At last he was clear of the town and he drove quickly along the by-pass towards the Ridgeway, knowing that he was a fool to hurry because Hilary Masters would have given up waiting by now. But when he got to Hardy Street her car was still there, parked outside the house, and through the window he could see the two women sitting together on the sofa. Hilary Masters was turned towards him and when she saw him she smiled. It was a smile of welcome and relief, and suddenly he was a young man again, plucking up the courage to ask a girl to go out with him, thinking: Perhaps with this one I’ve a chance of pulling it off. Perhaps this one fancies me. Hilary Masters stood up and came into the hall to open the door to him.

‘I’m sorry I’m so late,’ he said. ‘I hope I haven’t caused you any inconvenience.’

He could hear the words as they were spoken, as distant and formal as Hilary had been on their first meeting. He wished he could start again.

‘That’s all right,’ she said. She smiled again and looked very tired. ‘Really. I would have waited anyway. I don’t think Theresa’s in any state to be left alone. The doctor gave her something to calm her but it seems just to have made her confused.

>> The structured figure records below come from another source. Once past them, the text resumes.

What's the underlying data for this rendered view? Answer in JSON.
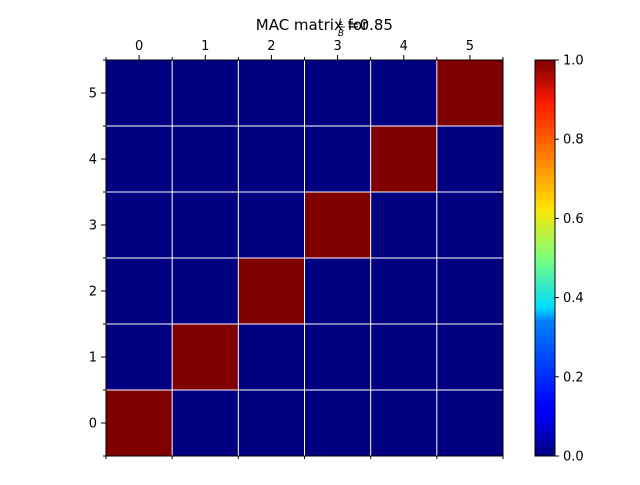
{
  "chart_data": {
    "type": "heatmap",
    "title": {
      "prefix": "MAC matrix for",
      "fraction_numerator": "L",
      "fraction_denominator": "B",
      "suffix": "=0.85"
    },
    "x_ticks": [
      "0",
      "1",
      "2",
      "3",
      "4",
      "5"
    ],
    "y_ticks": [
      "0",
      "1",
      "2",
      "3",
      "4",
      "5"
    ],
    "x_axis_position": "top",
    "y_axis_origin": "bottom",
    "matrix": [
      [
        1,
        0,
        0,
        0,
        0,
        0
      ],
      [
        0,
        1,
        0,
        0,
        0,
        0
      ],
      [
        0,
        0,
        1,
        0,
        0,
        0
      ],
      [
        0,
        0,
        0,
        1,
        0,
        0
      ],
      [
        0,
        0,
        0,
        0,
        1,
        0
      ],
      [
        0,
        0,
        0,
        0,
        0,
        1
      ]
    ],
    "colormap": "jet",
    "colorbar": {
      "range": [
        0.0,
        1.0
      ],
      "ticks": [
        "0.0",
        "0.2",
        "0.4",
        "0.6",
        "0.8",
        "1.0"
      ],
      "placement": "right"
    },
    "grid": true,
    "grid_color": "#ffffff"
  }
}
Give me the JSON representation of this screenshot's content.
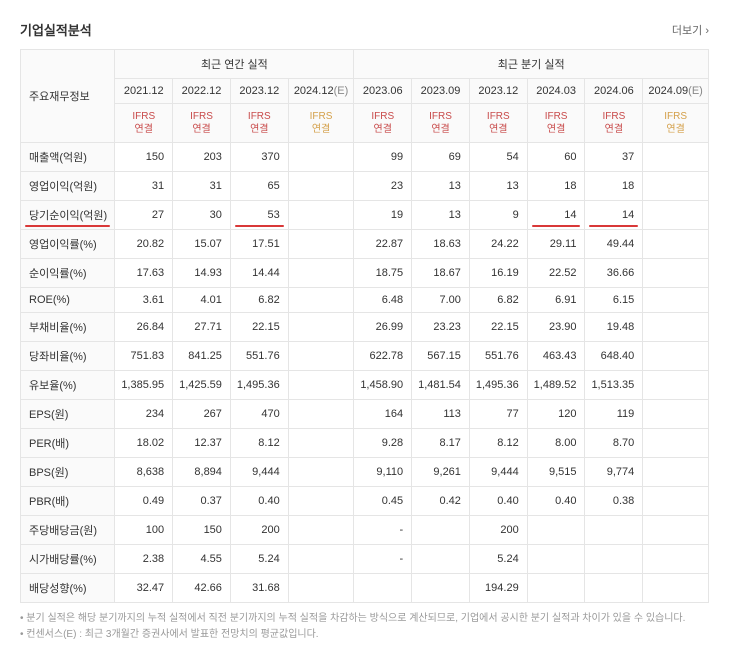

I’m not sure you’ll get any sense out of her tonight.’ She stood close to him and spoke softly, looking through the door towards Theresa.

‘Did she tell you anything?’ he asked.

She shook her head. ‘Not very much. Clive left the house before we did this afternoon. She didn’t see him again. She thought he was going to work.’ She paused. ‘Where’s Joss? Theresa will want to know. She’s been asking for him.’

‘We let him go,’ he said. ‘He couldn’t have killed Clive and I don’t think he met Dorothea yesterday afternoon.’